For "tropos," Hamilton covered the floor of a 5,000-square-foot factory space entirely with horsehair. The hair, which varied in color from black to blonde, was sewn in bundles and seemed to gradually undulate – like ocean waves – across the horizon of the space. What would seem to be a normal factory floor was in fact also altered by the artist, re-poured into subtle shifts of elevation. One discovered this only after walking on and through the horsehair, navigating the now difficult terrain. Hamilton also made subtle alterations to the light which entered the building, replacing the transparent windows with translucent, textured glass. This rather restrained intervention of light and hair immediately focused attention on a solitary figure situated at the room’s center. Here sat a person at a small metal desk, day after day, performing the same ritualized task. Smelled before it became visible, the task was to silently read and burn the printed text from an entire book, line by line. By walking around the space, charged by the silent activity of the attendant, visitors would activate a halted, perplexing audio component. From the perimeter of the room, located outside the windows, was the murmur of a man struggling to speak. Sounding like ordinary language and yet garbled beyond sense, this slow speech had the effect of transforming the empty warehouse into an otherworldly, mental space.

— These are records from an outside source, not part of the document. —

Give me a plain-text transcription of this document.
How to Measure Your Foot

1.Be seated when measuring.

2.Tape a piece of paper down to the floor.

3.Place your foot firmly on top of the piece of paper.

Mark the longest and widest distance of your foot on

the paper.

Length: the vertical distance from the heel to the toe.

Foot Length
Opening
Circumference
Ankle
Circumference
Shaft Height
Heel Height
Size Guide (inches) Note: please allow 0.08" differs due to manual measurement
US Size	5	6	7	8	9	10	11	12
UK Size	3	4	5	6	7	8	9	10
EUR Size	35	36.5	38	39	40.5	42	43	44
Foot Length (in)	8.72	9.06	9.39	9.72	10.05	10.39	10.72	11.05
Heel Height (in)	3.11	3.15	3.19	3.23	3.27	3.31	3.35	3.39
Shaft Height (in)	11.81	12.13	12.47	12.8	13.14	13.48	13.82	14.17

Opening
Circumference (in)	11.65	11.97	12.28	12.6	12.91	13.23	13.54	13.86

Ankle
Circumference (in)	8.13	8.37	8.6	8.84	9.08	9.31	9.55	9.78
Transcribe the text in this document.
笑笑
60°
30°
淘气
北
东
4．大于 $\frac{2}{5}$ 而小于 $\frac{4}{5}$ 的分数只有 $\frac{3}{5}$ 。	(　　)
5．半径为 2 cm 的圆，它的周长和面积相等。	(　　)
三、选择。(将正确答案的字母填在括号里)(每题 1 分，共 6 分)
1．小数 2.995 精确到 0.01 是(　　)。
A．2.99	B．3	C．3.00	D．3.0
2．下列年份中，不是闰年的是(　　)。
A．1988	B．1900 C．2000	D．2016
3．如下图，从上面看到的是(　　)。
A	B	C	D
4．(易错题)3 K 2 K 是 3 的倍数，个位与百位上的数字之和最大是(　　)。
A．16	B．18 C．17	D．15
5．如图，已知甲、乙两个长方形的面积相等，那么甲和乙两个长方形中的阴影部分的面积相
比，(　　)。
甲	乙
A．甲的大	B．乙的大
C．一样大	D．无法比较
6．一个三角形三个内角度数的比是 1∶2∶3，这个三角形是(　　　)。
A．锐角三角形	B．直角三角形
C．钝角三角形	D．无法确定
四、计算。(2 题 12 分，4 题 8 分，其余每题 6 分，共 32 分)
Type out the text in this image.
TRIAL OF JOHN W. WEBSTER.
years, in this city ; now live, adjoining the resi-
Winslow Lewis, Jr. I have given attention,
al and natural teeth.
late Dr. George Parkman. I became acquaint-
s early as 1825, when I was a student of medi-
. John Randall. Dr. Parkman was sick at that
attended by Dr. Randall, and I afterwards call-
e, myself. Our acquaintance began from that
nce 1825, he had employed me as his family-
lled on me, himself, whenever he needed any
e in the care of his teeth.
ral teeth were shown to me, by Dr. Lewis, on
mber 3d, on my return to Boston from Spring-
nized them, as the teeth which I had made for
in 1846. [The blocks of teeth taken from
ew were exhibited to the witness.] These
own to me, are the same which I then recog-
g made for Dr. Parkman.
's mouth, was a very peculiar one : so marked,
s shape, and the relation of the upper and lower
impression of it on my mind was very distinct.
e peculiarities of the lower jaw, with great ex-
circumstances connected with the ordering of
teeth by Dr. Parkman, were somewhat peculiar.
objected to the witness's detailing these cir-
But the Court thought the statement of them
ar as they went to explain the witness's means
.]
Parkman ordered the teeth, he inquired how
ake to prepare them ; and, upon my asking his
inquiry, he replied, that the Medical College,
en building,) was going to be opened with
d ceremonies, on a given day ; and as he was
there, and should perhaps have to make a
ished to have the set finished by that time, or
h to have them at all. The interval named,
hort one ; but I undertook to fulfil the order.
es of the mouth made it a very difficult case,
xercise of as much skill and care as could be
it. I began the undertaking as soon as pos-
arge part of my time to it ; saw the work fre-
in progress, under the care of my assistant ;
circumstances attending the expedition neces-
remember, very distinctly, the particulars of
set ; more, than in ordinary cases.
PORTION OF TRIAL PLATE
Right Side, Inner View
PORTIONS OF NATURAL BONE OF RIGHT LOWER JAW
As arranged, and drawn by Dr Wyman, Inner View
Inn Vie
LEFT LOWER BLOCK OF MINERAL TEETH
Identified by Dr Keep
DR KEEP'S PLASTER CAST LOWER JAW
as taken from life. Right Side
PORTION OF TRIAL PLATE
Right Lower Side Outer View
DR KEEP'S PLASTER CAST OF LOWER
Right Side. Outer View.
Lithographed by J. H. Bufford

Hamilton has often juxtaposed elements from the natural world (bees, canaries, flesh-eating beetles) with elements from the world of commerce and letters (poetry, books, ledgers). In the 1989 installation "privation and excesses," the artist made a large rectangle on the floor out of 750,000 pennies, laid into a skin of honey, while caging three sheep in a nearby room. What connected the pennies and sheep for the artist is the way in which both have lost some of their magic or mythology in our society. In the case of pennies, they have become a burden, devalued to the point where their existence is worth less than their monetary value; for sheep and other animals, they have become domesticated over time, “reduced to being either pets or indistinguishable raw material in isolated producing and consuming compounds.” For both, the allure of a shiny penny and the mythical power of the animals has been tarnished by familiarity, age, and the advent of civilization. In "tropos," a similar juxtaposition is at work. Here, the words from the page, literally transformed into smoke, mingle with the horsehair strewn about the floor. As one traverses the space, one metaphorically wades through language. While the large quantity of horsehair is at once overpowering, horsehair as a material bridges the gap between animal and human, having been used by wigmakers for centuries. What Hamilton carves out of this warehouse is a space before language, where dyslexic speech calls out from behind frosted windows and where the gap between horse and humanity is bridged by a material which also serves to distinguish the two from each other: the written word.